Widzieliśmy nieco słabszą formę Victora w ostatnich spotkaniach. Zawodnik czasem siada na ławce aby dostać moment refleksji. Absolutnie nie należy tego traktować jako karę, bo to jest po prostu element gry. Dzisiaj wszedł jako rezerwowy, dał dobrą zmianę i na takim przykładzie każdy piłkarz musi się nauczyć, że najważniejszy jest zespół, a nie ja sam.
Co zatem sądzi pan o występie Patryka?
Dla Patryka to nie był pierwszy raz na lewej obronie, pracowałem z nim w rezerwach Lecha i dobrze go znam. Nie mamy poza Victorem innych lewych obrońców, ale to nie tak że rzuciliśmy go na tą pozycję z braku laku, tylko on dał nam jasny sygnał iż jest gotowy. Poza tym Victor potrzebuje rywalizacji, żeby nie miał w głowie, że miejsce w składzie utrzyma niezależnie od tego jak będzie grał.

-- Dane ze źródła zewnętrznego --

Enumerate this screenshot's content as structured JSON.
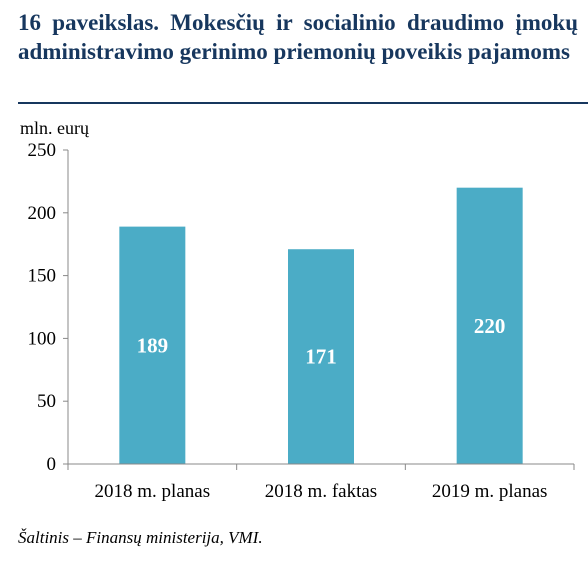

Erik zmarnował dzisiaj karnego, nie pierwszego w Śląsku, on jest stale wyznaczony do karnych, czy cała grupa jest wyznaczona?
Mamy hierarchię wyznaczonych do karnych. Na treningach Erik wykonywał je w taki sposób, że stał się numerem jeden. Ale dzisiaj nie wyszło. Ktoś kiedyś powiedział, iż lewonożni nie są dobrzy do karnych. Może coś w tym jest.
Czy widzi pan Nahuela Leivę nominalnie na "10"?
Cały czas szukamy optymalnych rozwiązań. Matias w Pucharze Polski zagrał swoje pierwsze 90 minut od 1,5 roku, tak więc na pewno potrzebuje czasu. Dużo biega, widać że szuka optymalnego grania, nieco męczy się na bokach i "10" bardziej mu pasuje. Wiemy iż może dać więcej, ale to jest cały proces, pewnych rzeczy się nie przeskoczy.
Na jakim etapie jest zespół Śląska w ofensywie? Czy nadejdzie czas, w którym zespół będzie umiał zdominować rywala przez 90 minut?
Na ten moment od razu mówię, że nie. Nie jesteśmy jeszcze na tym etapie by absolutnie dominować na boisku. Będziemy się w tym wszystkim trochę wahać i pewnych rzeczy nie przyspieszymy. Szukamy naszego stylu, szukamy punktów przede wszystkim, a przed nami długa walka o to wszystko. Nie będę tu opowiadał żadnych słodkich bajek, tylko wiemy jak jest.
Myślicie już o zimowych wzmocnieniach?
Na ten moment musimy jeszcze popracować z tą kadrą. Mamy wielu zawodników z umowami na dwa lata, oni też jeszcze muszą pokazać swoje. Dopiero po czasie, po tym pół roku z zawodnikami zobaczymy co będziemy chcieli budować i czy będziemy w stanie.